Im Sommer wird's spannender. Hitzewellen mit 35°C Raumtemperatur treiben das Wasser in kleinen Becken schnell über 30°C. Das wird kritisch, weil warmes Wasser weniger Sauerstoff bindet. Garnelen sitzen dann apathisch herum, fressen nicht, und im schlimmsten Fall sterben sie.

Gegenmaßnahmen bei Hitze:

  • Beckendeckel abnehmen (Verdunstungskühlung)
  • Kleinen USB-Lüfter über die Wasseroberfläche pusten lassen
  • Wasserwechsel mit kühlerem Wasser
  • Beleuchtung reduzieren (erzeugt auch Wärme)
  • Eiswürfel in einem Zip-Beutel ins Becken hängen — nur kurz, nicht übertreiben

Professionelle Aquarienkühler gibt es auch, kosten aber ab 100 Euro aufwärts und sind bei Nano-Becken völlig überdimensioniert.

Was du NICHT brauchst (trotz YouTube-Empfehlung)

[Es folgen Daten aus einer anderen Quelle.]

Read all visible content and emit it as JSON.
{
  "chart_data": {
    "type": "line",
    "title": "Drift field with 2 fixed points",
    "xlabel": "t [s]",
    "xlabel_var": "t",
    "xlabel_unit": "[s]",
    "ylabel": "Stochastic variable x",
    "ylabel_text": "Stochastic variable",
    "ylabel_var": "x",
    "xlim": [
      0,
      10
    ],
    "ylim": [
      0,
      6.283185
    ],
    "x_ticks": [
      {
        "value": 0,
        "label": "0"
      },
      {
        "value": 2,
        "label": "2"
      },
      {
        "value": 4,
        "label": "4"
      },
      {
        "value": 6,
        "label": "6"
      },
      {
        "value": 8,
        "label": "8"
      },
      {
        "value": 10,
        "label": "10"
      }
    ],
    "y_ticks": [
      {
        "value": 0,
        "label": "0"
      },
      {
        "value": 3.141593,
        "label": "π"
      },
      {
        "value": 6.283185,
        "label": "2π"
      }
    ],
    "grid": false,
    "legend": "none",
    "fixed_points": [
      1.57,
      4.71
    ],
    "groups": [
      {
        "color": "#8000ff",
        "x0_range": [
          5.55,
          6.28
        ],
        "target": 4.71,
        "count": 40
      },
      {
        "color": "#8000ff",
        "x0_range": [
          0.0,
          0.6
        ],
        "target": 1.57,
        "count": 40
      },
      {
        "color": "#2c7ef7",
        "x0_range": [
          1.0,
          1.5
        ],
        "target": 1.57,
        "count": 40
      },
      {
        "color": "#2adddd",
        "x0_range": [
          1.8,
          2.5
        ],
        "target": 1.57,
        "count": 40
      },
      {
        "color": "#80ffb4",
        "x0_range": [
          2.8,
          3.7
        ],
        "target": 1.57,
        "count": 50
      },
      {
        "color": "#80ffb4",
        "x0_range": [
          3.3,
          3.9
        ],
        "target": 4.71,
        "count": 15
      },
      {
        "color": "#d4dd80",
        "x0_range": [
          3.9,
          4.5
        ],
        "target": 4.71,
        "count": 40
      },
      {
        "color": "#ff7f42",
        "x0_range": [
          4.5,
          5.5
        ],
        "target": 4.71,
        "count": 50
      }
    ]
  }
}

Die Aquaristik-Industrie lebt davon, dir Zeug zu verkaufen. Und YouTube-Videos mit „MEIN PERFEKTES GARNELEN-SETUP" listen gerne mal Equipment für 500 Euro auf. Also: Was kannst du dir sparen?

Unnötige Technik wie CO2-Anlage und UV-Klärer neben dem simplen Schwammfilter Technik im Garnelenbecken: Was du wirklich brauchst: Filter: Das Herzstück des Beckens

CO2-Anlage: Neocaridina-Becken laufen am besten mit robusten Low-Tech-Pflanzen. Javamoos, Anubias, Javafarn, Schwimmpflanzen — die brauchen kein zusätzliches CO2. Eine CO2-Anlage bringt das Risiko von pH-Schwankungen mit und kostet unnötig Geld.

UV-Klärer: Tötet Keime und Algensporen im Wasser ab. Klingt erstmal super. Aber in einem eingefahrenen Garnelenbecken mit stabilem Biofilm brauchst du das schlicht nicht. UV-Klärer sind was für Koi-Teiche und Diskus-Zuchtanlagen.

Strömungspumpe: Garnelen mögen sanfte oder gar keine Strömung. Eine extra Pumpe, die Wellen simuliert, ist kontraproduktiv. Die Tiere klammern sich nur noch fest und können nicht in Ruhe grasen.

Bodenfluter: Ein Heizkabel im Boden, das die Nährstoffzirkulation verbessern soll. Relikt aus den 90ern, bringt in modernen Setups keinen messbaren Vorteil. Für Neocaridina ist aktiver Soil ohnehin nicht nötig — neutraler Kies oder Sand ist die bessere Wahl, weil Soil die von Neocaridina benötigten Mineralien aus dem Wasser entfernt.

Osmoseanlage: Okay, die ist nicht nutzlos — aber für Neocaridina selten nötig. Die kommen mit den meisten Leitungswässern klar. Nur bei extrem hartem Wasser (GH >20) lohnt sich die Investition. Für Caridina sieht das anders aus, aber das ist ein anderes Thema.

Spar dir das Geld lieber für gute Pflanzen und gesunde Tiere.